Ma chère et tendre m'a fait découvrir Bruno Latour (au sens, elle m'a obligé à le lire).

J'ai commencé mon été avec La vie de laboratoire, et je l'ai fini avec La science en action.

Disons-le franchement, c'est fascinant, passionnant... et très intéressant, tant pour le citoyen que pour le scientifique. Je ne suis pas nécessairement d'accord avec l'ensemble des thèses de l'auteur, mais je pense que la lecture des livres de Bruno Latour devrait faire partie des pré-requis au moment de l'entrée en thèse, voire en Master. Ça permettrait une meilleure compréhension des rapports entre la science et la société.

Je suis particulièrement fasciné par l'idée que (selon lui) il y a toujours un contrat entre la société (ou des soutiens financiers) et le scientifique. Contrat qui se résume, en général, par "je vous fait des recherches sur X parce que ça permettra de résoudre Y, et que Y est fondamental pour la survie de la société (donc donnez-moi des sous)".

Le contrat est censé être un contrat gagnant-gagnant (le scientifique fait ses recherches, la société (ou les financier) y retrouvent l'application promise). Ainsi le contrat des physiciens avec l'armée américaine en 1943 : on vous fait votre bombe atomique, et vous nous laissez comprendre la structure de l'atome.
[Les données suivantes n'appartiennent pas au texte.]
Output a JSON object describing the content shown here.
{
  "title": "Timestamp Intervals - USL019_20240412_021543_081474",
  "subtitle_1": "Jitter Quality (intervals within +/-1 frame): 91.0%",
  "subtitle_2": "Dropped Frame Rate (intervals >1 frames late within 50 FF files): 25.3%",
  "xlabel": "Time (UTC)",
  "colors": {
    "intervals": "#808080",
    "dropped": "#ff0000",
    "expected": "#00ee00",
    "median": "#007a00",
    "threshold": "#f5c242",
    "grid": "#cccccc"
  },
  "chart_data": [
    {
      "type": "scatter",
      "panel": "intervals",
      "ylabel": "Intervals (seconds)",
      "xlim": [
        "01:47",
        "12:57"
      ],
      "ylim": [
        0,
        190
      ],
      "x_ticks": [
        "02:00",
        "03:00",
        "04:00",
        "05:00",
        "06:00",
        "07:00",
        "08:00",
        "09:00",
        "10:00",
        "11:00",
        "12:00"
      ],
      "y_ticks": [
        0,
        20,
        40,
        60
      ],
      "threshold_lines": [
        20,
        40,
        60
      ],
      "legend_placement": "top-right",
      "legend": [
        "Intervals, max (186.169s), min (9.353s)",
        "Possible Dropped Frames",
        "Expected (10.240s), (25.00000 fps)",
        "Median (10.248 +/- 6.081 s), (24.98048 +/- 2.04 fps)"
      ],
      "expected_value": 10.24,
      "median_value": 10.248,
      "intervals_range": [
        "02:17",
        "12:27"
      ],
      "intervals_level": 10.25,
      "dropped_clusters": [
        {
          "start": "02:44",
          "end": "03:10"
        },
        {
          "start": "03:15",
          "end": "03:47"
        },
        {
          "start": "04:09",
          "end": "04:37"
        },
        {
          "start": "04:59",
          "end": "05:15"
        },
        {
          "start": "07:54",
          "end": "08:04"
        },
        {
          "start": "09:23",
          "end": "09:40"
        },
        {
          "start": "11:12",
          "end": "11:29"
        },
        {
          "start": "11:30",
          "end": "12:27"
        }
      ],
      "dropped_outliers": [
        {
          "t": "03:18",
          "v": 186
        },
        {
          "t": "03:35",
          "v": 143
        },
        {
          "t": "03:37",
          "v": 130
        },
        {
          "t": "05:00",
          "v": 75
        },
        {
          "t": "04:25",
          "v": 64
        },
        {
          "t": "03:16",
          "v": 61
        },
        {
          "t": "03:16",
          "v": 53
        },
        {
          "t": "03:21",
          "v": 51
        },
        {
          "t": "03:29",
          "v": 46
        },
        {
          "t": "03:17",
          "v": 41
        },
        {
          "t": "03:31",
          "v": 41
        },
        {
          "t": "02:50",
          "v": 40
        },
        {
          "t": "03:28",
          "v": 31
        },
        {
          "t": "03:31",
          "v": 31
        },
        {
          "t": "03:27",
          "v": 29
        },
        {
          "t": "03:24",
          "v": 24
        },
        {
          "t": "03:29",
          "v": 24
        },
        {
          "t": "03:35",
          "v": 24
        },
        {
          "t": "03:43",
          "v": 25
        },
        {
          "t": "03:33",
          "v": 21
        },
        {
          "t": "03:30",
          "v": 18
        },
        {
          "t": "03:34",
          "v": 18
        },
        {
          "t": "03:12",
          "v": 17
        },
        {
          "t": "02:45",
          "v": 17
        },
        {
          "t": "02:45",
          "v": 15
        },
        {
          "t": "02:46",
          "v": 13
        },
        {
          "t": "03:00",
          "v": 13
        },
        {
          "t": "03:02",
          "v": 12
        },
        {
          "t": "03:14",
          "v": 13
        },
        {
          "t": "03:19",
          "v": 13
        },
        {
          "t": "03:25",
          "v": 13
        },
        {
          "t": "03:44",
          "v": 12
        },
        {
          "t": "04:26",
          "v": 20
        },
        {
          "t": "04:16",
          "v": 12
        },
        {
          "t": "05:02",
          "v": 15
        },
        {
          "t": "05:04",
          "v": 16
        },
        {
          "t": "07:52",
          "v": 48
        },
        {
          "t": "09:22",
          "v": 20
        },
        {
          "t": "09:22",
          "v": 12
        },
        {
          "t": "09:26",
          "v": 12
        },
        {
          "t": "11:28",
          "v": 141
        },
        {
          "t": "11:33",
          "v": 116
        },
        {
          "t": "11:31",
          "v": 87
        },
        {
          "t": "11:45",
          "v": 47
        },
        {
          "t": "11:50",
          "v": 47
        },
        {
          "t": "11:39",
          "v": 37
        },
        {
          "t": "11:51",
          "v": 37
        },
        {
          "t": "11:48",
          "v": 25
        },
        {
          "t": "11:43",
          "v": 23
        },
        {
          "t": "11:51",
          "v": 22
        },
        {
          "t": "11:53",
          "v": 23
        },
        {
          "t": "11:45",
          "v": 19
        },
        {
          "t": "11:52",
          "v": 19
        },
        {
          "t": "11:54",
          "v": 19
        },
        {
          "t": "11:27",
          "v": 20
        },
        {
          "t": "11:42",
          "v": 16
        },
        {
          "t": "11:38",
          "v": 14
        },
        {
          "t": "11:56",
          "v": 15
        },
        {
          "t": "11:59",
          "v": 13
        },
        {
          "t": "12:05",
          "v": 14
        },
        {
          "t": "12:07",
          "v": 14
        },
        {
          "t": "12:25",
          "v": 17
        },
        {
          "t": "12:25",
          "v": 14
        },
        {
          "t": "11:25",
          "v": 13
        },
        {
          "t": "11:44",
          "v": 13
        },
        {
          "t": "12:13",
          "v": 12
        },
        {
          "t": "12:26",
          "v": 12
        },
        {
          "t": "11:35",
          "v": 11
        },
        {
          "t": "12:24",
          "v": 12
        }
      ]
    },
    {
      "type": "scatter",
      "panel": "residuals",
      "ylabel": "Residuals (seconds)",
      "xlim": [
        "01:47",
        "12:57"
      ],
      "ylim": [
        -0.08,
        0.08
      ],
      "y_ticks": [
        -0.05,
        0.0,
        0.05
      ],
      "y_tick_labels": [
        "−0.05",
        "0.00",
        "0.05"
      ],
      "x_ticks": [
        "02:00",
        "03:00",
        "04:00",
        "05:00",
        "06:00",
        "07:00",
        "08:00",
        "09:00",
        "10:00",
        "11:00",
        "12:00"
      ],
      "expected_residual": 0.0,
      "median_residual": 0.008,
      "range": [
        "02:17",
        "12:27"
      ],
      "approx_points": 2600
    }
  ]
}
Mais le contrat peut aussi être biaisé (ainsi telle université qui fait financer son accélérateur de particules sous prétexte de recherche contre le cancer), dans un sens ou dans l'autre. Le fait que les retombées financières ne soient pas toujours là où on les attendait ne change rien au fait qu'il y avait, au départ, une discussion, un contrat, entre le financier et le scientifique. Ainsi, le but des politiques en finançant le programme Apollo était de pouvoir faire "gna-gna-gna" aux russes, et de développer des technologies qui serviraient pour les missiles intercontinentaux. Le but de la NASA était de mieux comprendre la formation du système solaire. Et les bénéfices financiers sont venus des brevets sur les machines qui analysaient le sang des astronautes en temps-réel, brevets qui ont été placés dans des machines vendues dans le monde entier. Bruno Latour argumente son exposé de nombreux exemples, répartis à travers les siècles.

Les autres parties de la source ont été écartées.